Regular traffic on the railway section between Severobaykalsk and Novaya Chara in northern Zabaykalsky Krai began in 1989. Completion of the BAM did not, however, bring the expected economic development, and with the economic crisis in the late 1980s, the population almost halved between 1989 and 2002.

==Administrative and municipal status==
Within the framework of administrative divisions, the urban-type settlement (inhabited locality) of Novy Uoyan is incorporated within Severo-Baykalsky District as Novy Uoyan Urban-Type Settlement (an administrative division of the district). As a municipal division, Novy Uoyan Urban-Type Settlement is incorporated within Severo-Baykalsky Municipal District as Novy Uoyan Urban Settlement.

==Economy==
Novy Uoyan is an important station on the Baikal–Amur Mainline, which presents the only real economic activity. The BAM crosses the Upper Angara close to the settlement via a 350 m bridge.

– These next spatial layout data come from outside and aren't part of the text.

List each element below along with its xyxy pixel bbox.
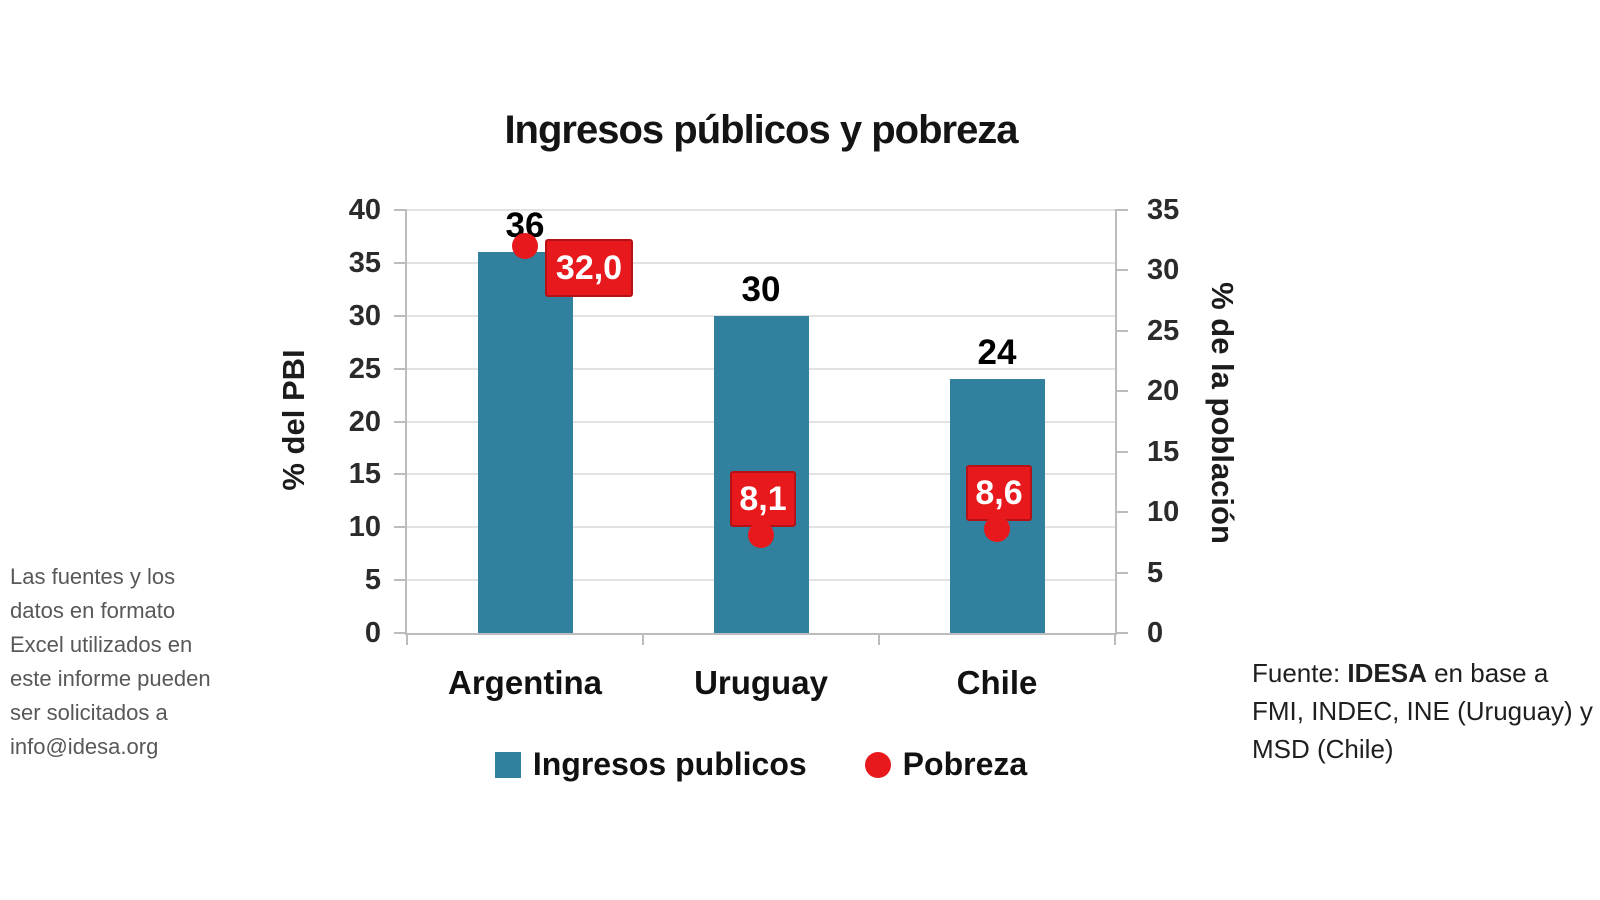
y-axis-label-left: 20 <box>348 405 381 438</box>
legend: Ingresos publicos Pobreza <box>407 746 1115 783</box>
bar-series-swatch-icon <box>494 751 521 778</box>
y-axis-label-right: 35 <box>1147 194 1180 226</box>
poverty-series-swatch-icon <box>864 751 891 778</box>
y-axis-tick-left <box>394 209 407 211</box>
y-axis-tick-right <box>1115 269 1128 272</box>
grid-line <box>407 261 1115 264</box>
y-axis-label-right: 30 <box>1147 254 1180 287</box>
y-axis-tick-left <box>394 261 407 264</box>
y-axis-label-right: 20 <box>1147 375 1180 408</box>
category-label-uruguay: Uruguay <box>694 664 828 701</box>
source-rest: en base a FMI, INDEC, INE (Uruguay) y MS… <box>1252 658 1593 764</box>
y-axis-tick-right <box>1115 632 1128 634</box>
poverty-dot-chile <box>984 516 1010 543</box>
y-axis-tick-left <box>394 473 407 476</box>
y-axis-label-right: 25 <box>1147 314 1180 347</box>
y-axis-tick-right <box>1115 450 1128 453</box>
y-axis-tick-right <box>1115 511 1128 514</box>
right-axis-title: % de la población <box>1205 282 1240 544</box>
source-org: IDESA <box>1347 658 1427 688</box>
grid-line <box>407 209 1115 211</box>
poverty-label-argentina: 32,0 <box>545 239 633 298</box>
x-axis-tick <box>878 633 880 645</box>
x-axis-tick <box>642 633 644 645</box>
x-axis-tick <box>1114 633 1116 645</box>
y-axis-tick-left <box>394 367 407 370</box>
y-axis-label-left: 35 <box>348 246 381 279</box>
poverty-label-uruguay: 8,1 <box>730 471 796 528</box>
y-axis-label-right: 5 <box>1147 556 1164 589</box>
legend-label-pobreza: Pobreza <box>902 746 1028 782</box>
bar-value-label-uruguay: 30 <box>741 269 781 309</box>
y-axis-tick-right <box>1115 329 1128 332</box>
category-label-argentina: Argentina <box>447 664 602 701</box>
y-axis-label-left: 30 <box>348 299 381 332</box>
y-axis-label-left: 0 <box>364 617 381 649</box>
y-axis-label-left: 40 <box>348 194 381 226</box>
y-axis-label-left: 5 <box>364 564 381 597</box>
legend-label-ingresos-publicos: Ingresos publicos <box>532 746 807 782</box>
poverty-dot-argentina <box>512 233 538 260</box>
source-prefix: Fuente: <box>1252 658 1348 688</box>
y-axis-label-right: 10 <box>1147 496 1180 529</box>
y-axis-tick-left <box>394 420 407 423</box>
contact-note: Las fuentes y los datos en formato Excel… <box>10 564 211 759</box>
y-axis-tick-left <box>394 632 407 634</box>
y-axis-label-left: 25 <box>348 352 381 385</box>
bar-argentina <box>477 252 573 633</box>
y-axis-tick-left <box>394 526 407 529</box>
legend-item-ingresos-publicos: Ingresos publicos <box>494 746 807 783</box>
plot-area: 0 5 10 15 20 25 30 35 40 0 5 10 15 20 25 30 35 36 Argentin… <box>349 196 1180 702</box>
y-axis-tick-left <box>394 579 407 582</box>
y-axis-tick-right <box>1115 209 1128 211</box>
bar-value-label-chile: 24 <box>977 333 1017 373</box>
x-axis-tick <box>406 633 408 645</box>
y-axis-label-left: 15 <box>348 458 381 491</box>
poverty-dot-uruguay <box>748 522 774 549</box>
y-axis-label-left: 10 <box>348 511 381 544</box>
chart-title: Ingresos públicos y pobreza <box>504 108 1018 152</box>
poverty-label-chile: 8,6 <box>966 465 1032 522</box>
y-axis-label-right: 15 <box>1147 435 1180 468</box>
category-label-chile: Chile <box>956 664 1038 701</box>
left-axis-title: % del PBI <box>276 349 311 491</box>
y-axis-tick-left <box>394 314 407 317</box>
source-note: Fuente: IDESA en base a FMI, INDEC, INE … <box>1252 654 1600 768</box>
legend-item-pobreza: Pobreza <box>864 746 1028 783</box>
y-axis-label-right: 0 <box>1147 617 1164 649</box>
y-axis-tick-right <box>1115 571 1128 574</box>
y-axis-tick-right <box>1115 390 1128 393</box>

There are proposals to build a 700 to 800 km connection between the BAM and the Trans-Siberian Railway through Buryatia, with a northern terminus at Novy Uoyan, beginning either at Novoilyinsky, or from Mogzon in Zabaykalsky Krai. This section would be mainly intended to service mining developments, such as the lead and zinc Ozyorninskoye mine, which could be reached from the south by 2012.